L'Afrique nous donne peut être là une piste à suivre. ; -))) Mesdames c'est quand vous ne voulez pas………………. : -)))
Carla, en femme de gauche soucieuse du bien être des travailleurs se doit d'être la première…
à Al nasr al tair
De FrC
architecte | 17H53 | 11/05/2009 |
… Kouchner, Besson et quelques autre sont aussi de gauche…ça ne les empèche pas de nous baiser, même et surtout quand on ne le veut pas ! ! ! !
à FrC
De Al nasr al tair
18H30 | 11/05/2009 |
Pour être tout à fait sérieux, il nous reste à inventer de nouvelles manières de contester, les anciennes ne marchent plus…
De blablablaetblablabli
patati et patata | 15H53 | 11/05/2009 |
Hé ho la censure là ,je vous ai à l'oeil hein .
Punaise ya rien de méchant à ce que j'ai écris ?
vous etes vraiment pas possible dans la rue et alors ?
à blablablaetblablabli
De Marie-Sophie Keller
Rue89 Eco89 | 17H07 | 11/05/2009 |
Bonjour,
j'ai votre message sous les yeux et il est ouvertement raciste, une raison suffisante pour être dépublié. Mais peut-être était-ce de l'humour façon coloniale ?
à Marie-Sophie Keller
De blablablaetblablabli
patati et patata | 18H34 | 11/05/2009 |
Mais non mais non mam'zelle Keller ce n'est pas du tout raciste,
alors quand c'est les Arabes ça passe ,mais quand c'est les
blak et les juifs ça passe pas , non mais c'est pas possible ça.

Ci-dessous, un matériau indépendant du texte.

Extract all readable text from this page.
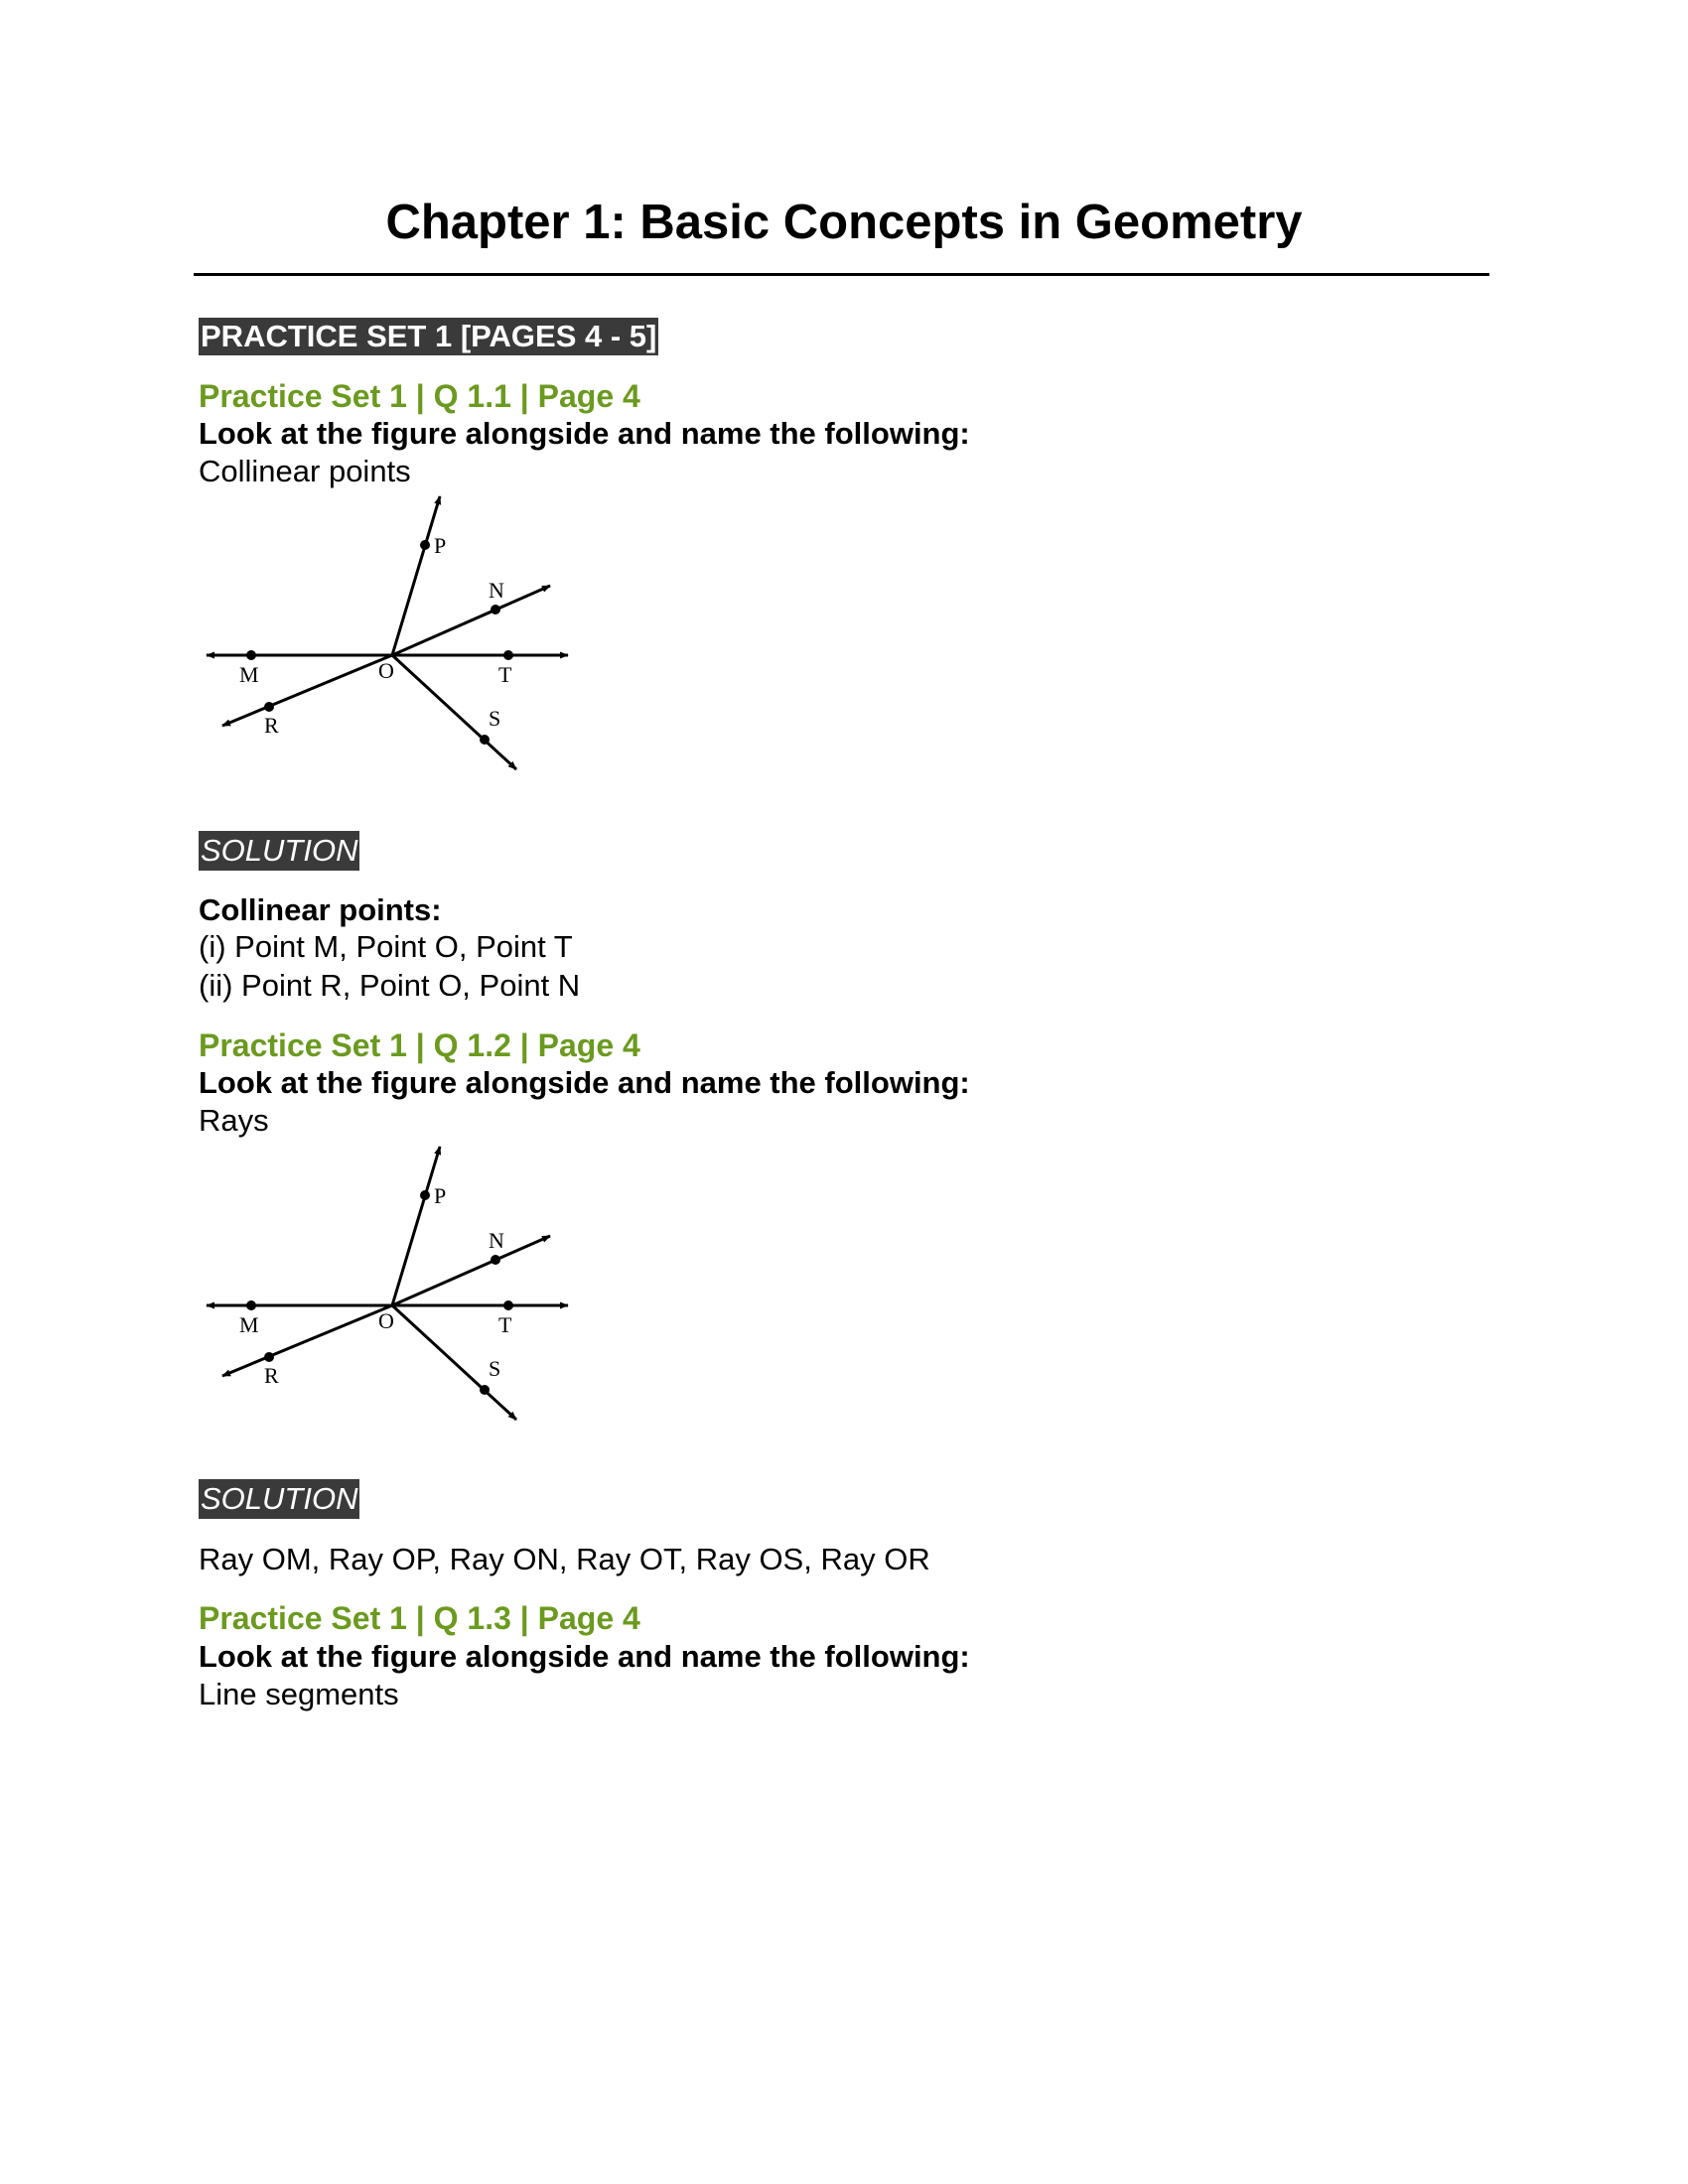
Chapter 1: Basic Concepts in Geometry
PRACTICE SET 1 [PAGES 4 - 5]

Practice Set 1 | Q 1.1 | Page 4

Look at the figure alongside and name the following:

Collinear points

P
N
M	O	T
R	S
SOLUTION

Collinear points:

(i) Point M, Point O, Point T

(ii) Point R, Point O, Point N

Practice Set 1 | Q 1.2 | Page 4

Look at the figure alongside and name the following:

Rays

P
N
M	O	T
R	S
SOLUTION

Ray OM, Ray OP, Ray ON, Ray OT, Ray OS, Ray OR

Practice Set 1 | Q 1.3 | Page 4

Look at the figure alongside and name the following:

Line segments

Je suis basané et Arabe ,mais c'est vrai il faut pas dire noir
mais renoi ou blak ,faut pas dire Juif mais fuj ,il faut pas dire
Arabe mais type méditérranéen.
C'est ce qu'on appelle le politiquement correct ma cher.
Mais je comprend que ça peut heurter certains.
Désolé.
à blablablaetblablabli
De Red_XIII
Chercheur en expression libertaire | 19H06 | 11/05/2009 |
« La paresse et l'illusion laissent de l'inertie, ainsi que l'ignorance »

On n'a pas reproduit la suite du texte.